One-Day Tour of Taipei

Taipei is among the most vibrant, modern cities in the region. The one-of-a-kind culinary scene is rightly famous, and of a peace with the heritage centers and iconic infrastructure. If you’re planning a trip, here’s our recommended itinerary!

First stop: Mengjia Longshan Temple

Mengjia Longshan Temple

Mengjia Longshan Temple is in Wanhua District. The temple itself was put up in 1738 by settlers from Fujian. It served not only as a place of worship, but also as a community gathering place. As such, a lot of early Taipei civic identity may owe itself to this temple, and the area immediately surrounding it. Like most Taiwanese temples, this one is devoted to a mix of deities from Chinese folk religion and Buddhism, including Guan Yu, Mazu and Guanyin.

Second Stop: Ximending

Ximending

Ximending is a shopping district and neighborhood in the Wanhua District. It was the first designated pedestrian zone in Taiwan. Ximending is also a major flashpoint (the major flashpoint, perhaps) for Taiwan street fashion and various other subcultures. There are a lot of people here window-shopping for their Japanese pop culture fix. Plenty of clubs and bars in the area for when you need to sit down with a brew.

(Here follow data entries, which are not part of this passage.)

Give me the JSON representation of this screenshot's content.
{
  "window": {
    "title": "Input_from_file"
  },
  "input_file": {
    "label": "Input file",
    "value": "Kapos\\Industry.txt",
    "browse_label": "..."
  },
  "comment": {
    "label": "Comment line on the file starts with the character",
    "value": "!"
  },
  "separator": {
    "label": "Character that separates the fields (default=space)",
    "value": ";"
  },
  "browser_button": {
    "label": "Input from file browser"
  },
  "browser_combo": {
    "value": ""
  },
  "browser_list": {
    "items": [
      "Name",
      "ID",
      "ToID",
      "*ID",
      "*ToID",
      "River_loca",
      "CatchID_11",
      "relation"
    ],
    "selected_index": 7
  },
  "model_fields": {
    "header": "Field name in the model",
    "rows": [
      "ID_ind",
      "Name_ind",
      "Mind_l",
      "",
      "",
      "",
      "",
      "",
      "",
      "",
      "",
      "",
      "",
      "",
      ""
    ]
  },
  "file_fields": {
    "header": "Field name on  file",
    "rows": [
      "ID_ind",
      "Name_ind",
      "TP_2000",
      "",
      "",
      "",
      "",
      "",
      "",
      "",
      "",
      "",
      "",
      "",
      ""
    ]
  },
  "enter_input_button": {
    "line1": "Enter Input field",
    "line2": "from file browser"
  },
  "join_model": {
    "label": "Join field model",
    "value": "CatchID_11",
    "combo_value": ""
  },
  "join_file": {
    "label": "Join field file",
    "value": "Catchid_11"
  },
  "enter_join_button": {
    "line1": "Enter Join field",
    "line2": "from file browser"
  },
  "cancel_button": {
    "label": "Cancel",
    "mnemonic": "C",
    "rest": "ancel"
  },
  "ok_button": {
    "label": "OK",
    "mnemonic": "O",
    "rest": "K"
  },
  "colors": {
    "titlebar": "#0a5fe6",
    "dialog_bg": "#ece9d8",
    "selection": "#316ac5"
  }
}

Third Stop: The National Palace Museum

The National Palace Museum

The National Palace Museum might be the top tourist destination in Taipei. It houses many Chinese artifacts, most brought from Beijing by the Nationalist Government during the Sino-Japanese wars. When the Nationalists lost the Chinese civil war, the artifacts never found their way back to Beijing.

A visit to the museum is a good way for Taipei first-timers to understand Taiwanese culture and history. The entrance fee is 160 NTD at time of writing, and 80 NTD for students with IDs. The museum is in Shilin District.

Fourth Stop: Shilin Night Market

Shilin Night Market

Perhaps the most famous shopping area in the city, Shilin Night Market is a one-stop shop for tourists. From souvenir items, to clothes and shoes, to Taiwanese food and novelty eats – you want to check it out at least once.

Milk tea shops are ubiquitous, and massage parlors aren’t spread far apart, so tourists who are tired of shopping have spots available to relax. The prices in most shops are not fixed so haggling is a skill that will be useful here.

Fifth Stop: A Hot Spring in Beitou

A Hot Spring in Beitou

Tired of walking around Taipei? Make a break for the hot springs in Beitou District to unwind. With over thirty resorts in the area, the district is a place where locals and tourists both come to relax.